The correlation between Bathroom Type and Price is 0.34, which indicates that rooms with private bathrooms tend to have higher prices compared to rooms with shared bathrooms.
There is a negative correlation between Room Size and Price, but -0.13 is rather weak. It indicates that there is a tendency for larger rooms to have slightly lower prices, although this relationship is not very strong.
type_price = df2[['Bathroom Type', 'Price(£/week)', 'Size Approximation(m²)']]
correlation_matrix3 = type_price.corr()
correlation_matrix3
| Bathroom Type | Price(£/week) | Size Approximation(m²) | |
|---|---|---|---|
| Bathroom Type | 1.000000 | 0.336833 | 0.417159 |
| Price(£/week) | 0.336833 | 1.000000 | -0.134955 |
| Size Approximation(m²) | 0.417159 | -0.134955 | 1.000000 |
plt.figure(figsize=(8, 6))
sns.heatmap(correlation_matrix3, annot=True, cmap='coolwarm', fmt=".2f", linewidths=0.5)
plt.title('Correlation Between Bathroom Type, Size and Price')
Text(0.5, 1.0, 'Correlation Between Bathroom Type, Size and Price')
Let us look deeper into two pairs of relationships: Bathroom Type & Price and Price and Size.
This violin plot shows the relationship between bathroom type and price.
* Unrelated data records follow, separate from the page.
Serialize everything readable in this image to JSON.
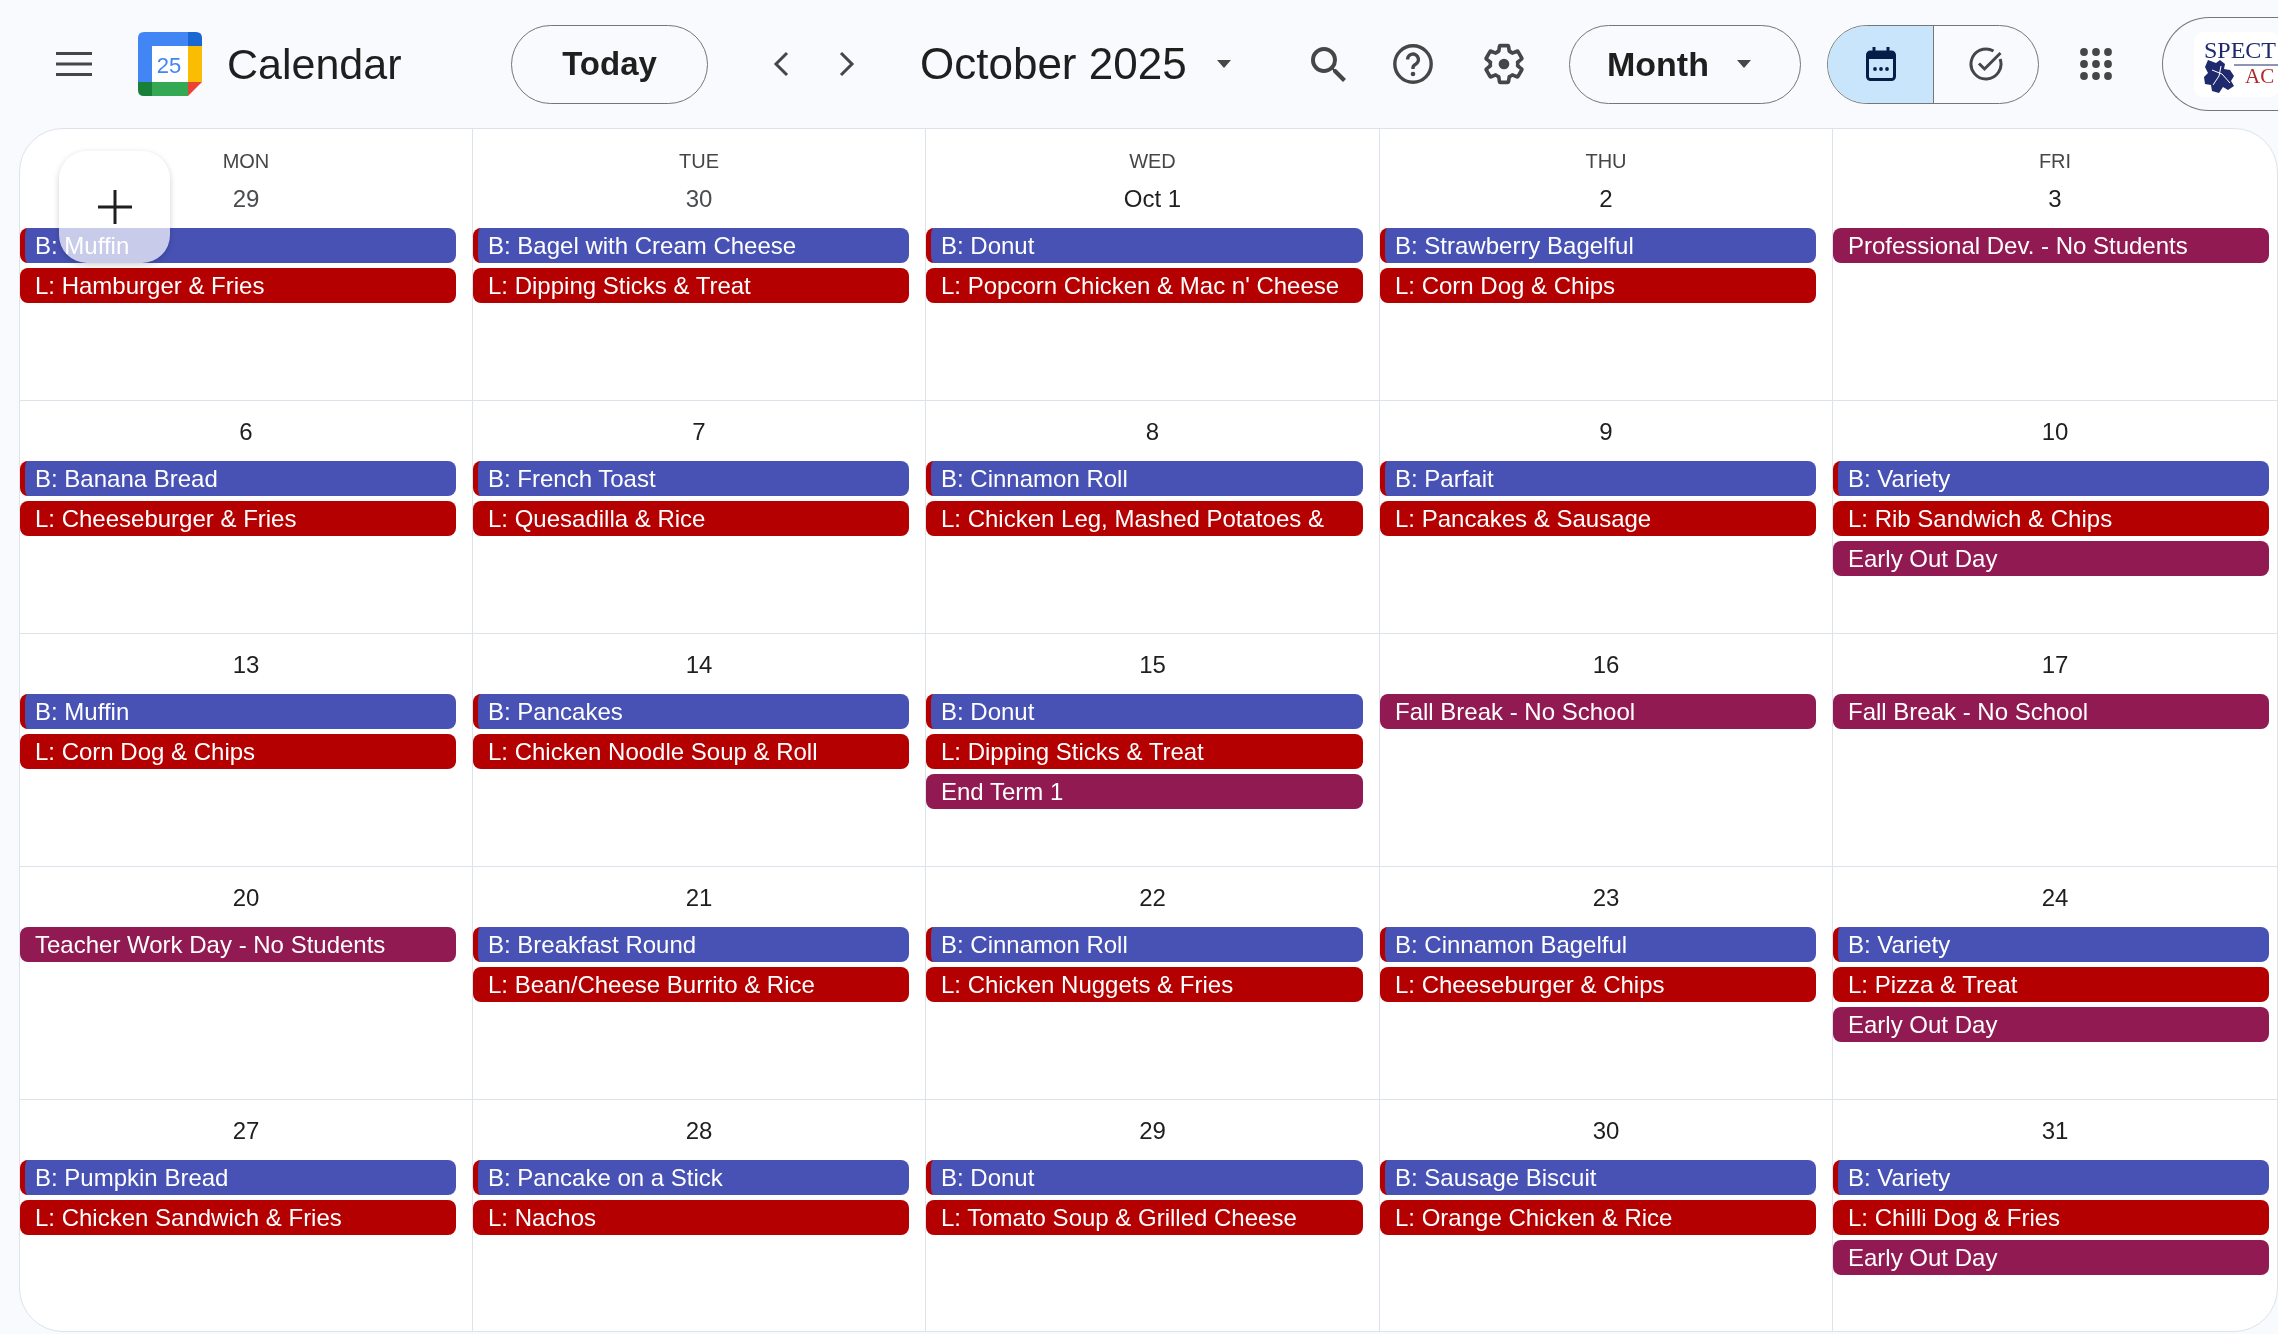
{
  "header": {
    "logo_date": "25",
    "app_title": "Calendar",
    "today_button": "Today",
    "period_title": "October 2025",
    "view_select": "Month",
    "view_toggle": [
      {
        "kind": "calendar",
        "selected": true
      },
      {
        "kind": "tasks",
        "selected": false
      }
    ],
    "account_logo": [
      "SPECT",
      "AC"
    ]
  },
  "weekdays": [
    "MON",
    "TUE",
    "WED",
    "THU",
    "FRI"
  ],
  "weeks": [
    {
      "days": [
        {
          "date": "29",
          "in_month": false,
          "events": [
            {
              "title": "B: Muffin",
              "color": "#4752b4",
              "stripe": {
                "color": "#b40000"
              }
            },
            {
              "title": "L: Hamburger & Fries",
              "color": "#b40000"
            }
          ]
        },
        {
          "date": "30",
          "in_month": false,
          "events": [
            {
              "title": "B: Bagel with Cream Cheese",
              "color": "#4752b4",
              "stripe": {
                "color": "#b40000"
              }
            },
            {
              "title": "L: Dipping Sticks & Treat",
              "color": "#b40000"
            }
          ]
        },
        {
          "date": "Oct 1",
          "in_month": true,
          "events": [
            {
              "title": "B: Donut",
              "color": "#4752b4",
              "stripe": {
                "color": "#b40000"
              }
            },
            {
              "title": "L: Popcorn Chicken & Mac n' Cheese",
              "color": "#b40000"
            }
          ]
        },
        {
          "date": "2",
          "in_month": true,
          "events": [
            {
              "title": "B: Strawberry Bagelful",
              "color": "#4752b4",
              "stripe": {
                "color": "#b40000"
              }
            },
            {
              "title": "L: Corn Dog & Chips",
              "color": "#b40000"
            }
          ]
        },
        {
          "date": "3",
          "in_month": true,
          "events": [
            {
              "title": "Professional Dev. - No Students",
              "color": "#921a52"
            }
          ]
        }
      ]
    },
    {
      "days": [
        {
          "date": "6",
          "in_month": true,
          "events": [
            {
              "title": "B: Banana Bread",
              "color": "#4752b4",
              "stripe": {
                "color": "#b40000"
              }
            },
            {
              "title": "L: Cheeseburger & Fries",
              "color": "#b40000"
            }
          ]
        },
        {
          "date": "7",
          "in_month": true,
          "events": [
            {
              "title": "B: French Toast",
              "color": "#4752b4",
              "stripe": {
                "color": "#b40000"
              }
            },
            {
              "title": "L: Quesadilla & Rice",
              "color": "#b40000"
            }
          ]
        },
        {
          "date": "8",
          "in_month": true,
          "events": [
            {
              "title": "B: Cinnamon Roll",
              "color": "#4752b4",
              "stripe": {
                "color": "#b40000"
              }
            },
            {
              "title": "L: Chicken Leg, Mashed Potatoes &",
              "color": "#b40000"
            }
          ]
        },
        {
          "date": "9",
          "in_month": true,
          "events": [
            {
              "title": "B: Parfait",
              "color": "#4752b4",
              "stripe": {
                "color": "#b40000"
              }
            },
            {
              "title": "L: Pancakes & Sausage",
              "color": "#b40000"
            }
          ]
        },
        {
          "date": "10",
          "in_month": true,
          "events": [
            {
              "title": "B: Variety",
              "color": "#4752b4",
              "stripe": {
                "color": "#b40000"
              }
            },
            {
              "title": "L: Rib Sandwich & Chips",
              "color": "#b40000"
            },
            {
              "title": "Early Out Day",
              "color": "#921a52"
            }
          ]
        }
      ]
    },
    {
      "days": [
        {
          "date": "13",
          "in_month": true,
          "events": [
            {
              "title": "B: Muffin",
              "color": "#4752b4",
              "stripe": {
                "color": "#b40000"
              }
            },
            {
              "title": "L: Corn Dog & Chips",
              "color": "#b40000"
            }
          ]
        },
        {
          "date": "14",
          "in_month": true,
          "events": [
            {
              "title": "B: Pancakes",
              "color": "#4752b4",
              "stripe": {
                "color": "#b40000"
              }
            },
            {
              "title": "L: Chicken Noodle Soup & Roll",
              "color": "#b40000"
            }
          ]
        },
        {
          "date": "15",
          "in_month": true,
          "events": [
            {
              "title": "B: Donut",
              "color": "#4752b4",
              "stripe": {
                "color": "#b40000"
              }
            },
            {
              "title": "L: Dipping Sticks & Treat",
              "color": "#b40000"
            },
            {
              "title": "End Term 1",
              "color": "#921a52"
            }
          ]
        },
        {
          "date": "16",
          "in_month": true,
          "events": [
            {
              "title": "Fall Break - No School",
              "color": "#921a52"
            }
          ]
        },
        {
          "date": "17",
          "in_month": true,
          "events": [
            {
              "title": "Fall Break - No School",
              "color": "#921a52"
            }
          ]
        }
      ]
    },
    {
      "days": [
        {
          "date": "20",
          "in_month": true,
          "events": [
            {
              "title": "Teacher Work Day - No Students",
              "color": "#921a52"
            }
          ]
        },
        {
          "date": "21",
          "in_month": true,
          "events": [
            {
              "title": "B: Breakfast Round",
              "color": "#4752b4",
              "stripe": {
                "color": "#b40000"
              }
            },
            {
              "title": "L: Bean/Cheese Burrito & Rice",
              "color": "#b40000"
            }
          ]
        },
        {
          "date": "22",
          "in_month": true,
          "events": [
            {
              "title": "B: Cinnamon Roll",
              "color": "#4752b4",
              "stripe": {
                "color": "#b40000"
              }
            },
            {
              "title": "L: Chicken Nuggets & Fries",
              "color": "#b40000"
            }
          ]
        },
        {
          "date": "23",
          "in_month": true,
          "events": [
            {
              "title": "B: Cinnamon Bagelful",
              "color": "#4752b4",
              "stripe": {
                "color": "#b40000"
              }
            },
            {
              "title": "L: Cheeseburger & Chips",
              "color": "#b40000"
            }
          ]
        },
        {
          "date": "24",
          "in_month": true,
          "events": [
            {
              "title": "B: Variety",
              "color": "#4752b4",
              "stripe": {
                "color": "#b40000"
              }
            },
            {
              "title": "L: Pizza & Treat",
              "color": "#b40000"
            },
            {
              "title": "Early Out Day",
              "color": "#921a52"
            }
          ]
        }
      ]
    },
    {
      "days": [
        {
          "date": "27",
          "in_month": true,
          "events": [
            {
              "title": "B: Pumpkin Bread",
              "color": "#4752b4",
              "stripe": {
                "color": "#b40000"
              }
            },
            {
              "title": "L: Chicken Sandwich & Fries",
              "color": "#b40000"
            }
          ]
        },
        {
          "date": "28",
          "in_month": true,
          "events": [
            {
              "title": "B: Pancake on a Stick",
              "color": "#4752b4",
              "stripe": {
                "color": "#b40000"
              }
            },
            {
              "title": "L: Nachos",
              "color": "#b40000"
            }
          ]
        },
        {
          "date": "29",
          "in_month": true,
          "events": [
            {
              "title": "B: Donut",
              "color": "#4752b4",
              "stripe": {
                "color": "#b40000"
              }
            },
            {
              "title": "L: Tomato Soup & Grilled Cheese",
              "color": "#b40000"
            }
          ]
        },
        {
          "date": "30",
          "in_month": true,
          "events": [
            {
              "title": "B: Sausage Biscuit",
              "color": "#4752b4",
              "stripe": {
                "color": "#b40000"
              }
            },
            {
              "title": "L: Orange Chicken & Rice",
              "color": "#b40000"
            }
          ]
        },
        {
          "date": "31",
          "in_month": true,
          "events": [
            {
              "title": "B: Variety",
              "color": "#4752b4",
              "stripe": {
                "color": "#b40000"
              }
            },
            {
              "title": "L: Chilli Dog & Fries",
              "color": "#b40000"
            },
            {
              "title": "Early Out Day",
              "color": "#921a52"
            }
          ]
        }
      ]
    }
  ]
}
Overall, the price range of private bathroom rooms is wider and generally higher than that of shared bathroom rooms. They are mainly concentrated at 300-400 £/week, while shared bathrooms rooms are mainly concentrated at 200-300 £/week.
plt.figure(figsize=(8, 6))
sns.violinplot(x='Bathroom Type', y='Price(£/week)', data=df2)
plt.title('Relationship between Bathroom Type and Price')
plt.xlabel('Bathroom Type')
plt.ylabel('Price (£/week)')
plt.xticks([0, 1], ['Shared', 'Private'])
plt.grid(True, linestyle='--', alpha=0.7)
plt.tight_layout()
plt.show()
We can fit an approximate line in this scatter plot to get the relationship between Price and Size. From the graph we can see that the line is downward-sloping, which represents a negative relationship. Interestingly, we notice that the specific point located in the up-left corner has the lowest price but largest room size, which is a bit strange.
x_column = 'Price(£/week)'
y_column = 'Size Approximation(m²)'
plt.figure(figsize=(8, 6))
sns.regplot(x=x_column, y=y_column, data=df2, scatter_kws={'s': 100}, color='skyblue')
plt.title(f'Correlation between {x_column} and {y_column}')
plt.xlabel(x_column)
plt.ylabel(y_column)
plt.grid(True, linestyle='--', alpha=0.7)
plt.tight_layout()
plt.show()
Typically, the larger the room, the higher the price should be. But through our analysis we get the exact opposite relationship. One possible reason might be the difference in room capacity. Room sizes differ across single, twin and triple rooms. Let us prove this assumption by assigning 0 to single rooms, 1 to twin rooms and 2 to triple rooms.
filtered_df = df2[df2['Room Type'].str.contains('single|twin|triple', case=False)]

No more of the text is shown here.